When Datrium launched, up until last year, it only had support for VMware servers and virtual machines (VMs), but it added storage support for open source platforms and Linux containers and Docker persistent volumes. This update enables enterprises to manage multiple environments from a single source. The company also enhanced its private cloud infrastructure platform with new scaling functions.
Founders: Boris Weissman, Brian Biles, Ganesh Venkitachalam, Hugo Patterson, and Sazzala Reddy
Total Funding: $110 million (New Enterprise Associates, Lightspeed Ventures)
Portworx is a growing container storage company, which is packaged as a container itself. The company, founded in 2014, seeks to provide container-native storage and enable container use for DevOps and production environments.
Its cloud native data management platform provides automated data services, including data persistence and security, and it saves and stores container data. It can run on any infrastructure using a container, including Kubernetes, Mesosphere DC/OS, and Docker Swarm.
Portworx recently launched an open source stateful storage project, STORK, a storage orchestrator runtime for Kubernetes. The project allows DevOps teams to run stateful applications on Kubernetes and offer storage health monitoring.
Mesosphere recently became a reseller of Portworx’s products, combining Mesosphere’s automated compute service with Portworx’ automated storage platform.
Founders: Goutham Rao, Murli Thirumale, and Vinod Jayaraman
Total Funding: $28.5 million (Mayfield Fund, Sapphire Ventures, GE Ventures, Michael Dell)
Rubrik provides automated data backup, recovery, search, cloud, and development services across cloud and on-premises environments. The company launched the ninth release of its data management platform, Alta, in June 2017 with additional support for a number of physical and virtual environments.
In February, Rubrik acquired NoSQL data backup company, Datos IO. This acquisition is meant to help its enterprise customers undertake digital transformations and AI initiatives. In April, the company released a software-as-a-service platform, Polaris, for data management applications.
While Rubrik and Cohesity are competitors in this market, Rubrik disagrees on the use of the term “hyperconverged secondary storage,” deeming it a marketing term and preferring “cloud data management.”

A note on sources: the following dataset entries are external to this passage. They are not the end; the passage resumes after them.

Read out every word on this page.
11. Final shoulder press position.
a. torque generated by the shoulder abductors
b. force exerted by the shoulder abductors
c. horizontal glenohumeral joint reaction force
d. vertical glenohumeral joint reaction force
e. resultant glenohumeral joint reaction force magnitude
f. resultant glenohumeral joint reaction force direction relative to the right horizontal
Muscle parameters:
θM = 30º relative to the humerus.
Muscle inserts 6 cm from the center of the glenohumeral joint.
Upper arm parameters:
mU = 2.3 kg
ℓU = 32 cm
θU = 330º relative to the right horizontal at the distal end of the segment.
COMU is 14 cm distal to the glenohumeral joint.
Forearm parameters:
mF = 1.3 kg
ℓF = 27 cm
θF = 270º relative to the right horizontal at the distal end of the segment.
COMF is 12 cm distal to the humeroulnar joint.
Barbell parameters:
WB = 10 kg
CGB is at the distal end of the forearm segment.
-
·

Like Cohesity, it has seen enormous growth in the past few years as the market explodes. Rubrik was named as an alternative acquisition target for VMware by a VMware investor.
Founders: Arvind Jain, Arvind Nithrakashyap, Bipul Sinha, and Soham Mazumdar
Total Funding: $292 million (Kevin Durant, Greylock Partners, IVP, Lightspeed Ventures, Khosla Ventures)
SoftNas launched its first product, Cloud NAS, in 2013. Its goal was to fill a gap in terms of cloud native services by giving a native storage experience in a cloud environment, according to Arun Chandrasekaran, VP and distinguished analyst for Data Center and Cloud Infrastructure at Gartner.
CloudNAS works as an alternative to hardware-based storage, on-premises network attached storage (NAS), storage area networks (SAN), and file servers. It replaces these with cloud object storage, which can be more easily scaled to accommodate enterprise needs.
The three products it launched as part of its makeover are set to make it faster and easier to migrate applications to the cloud while providing backup and recovery.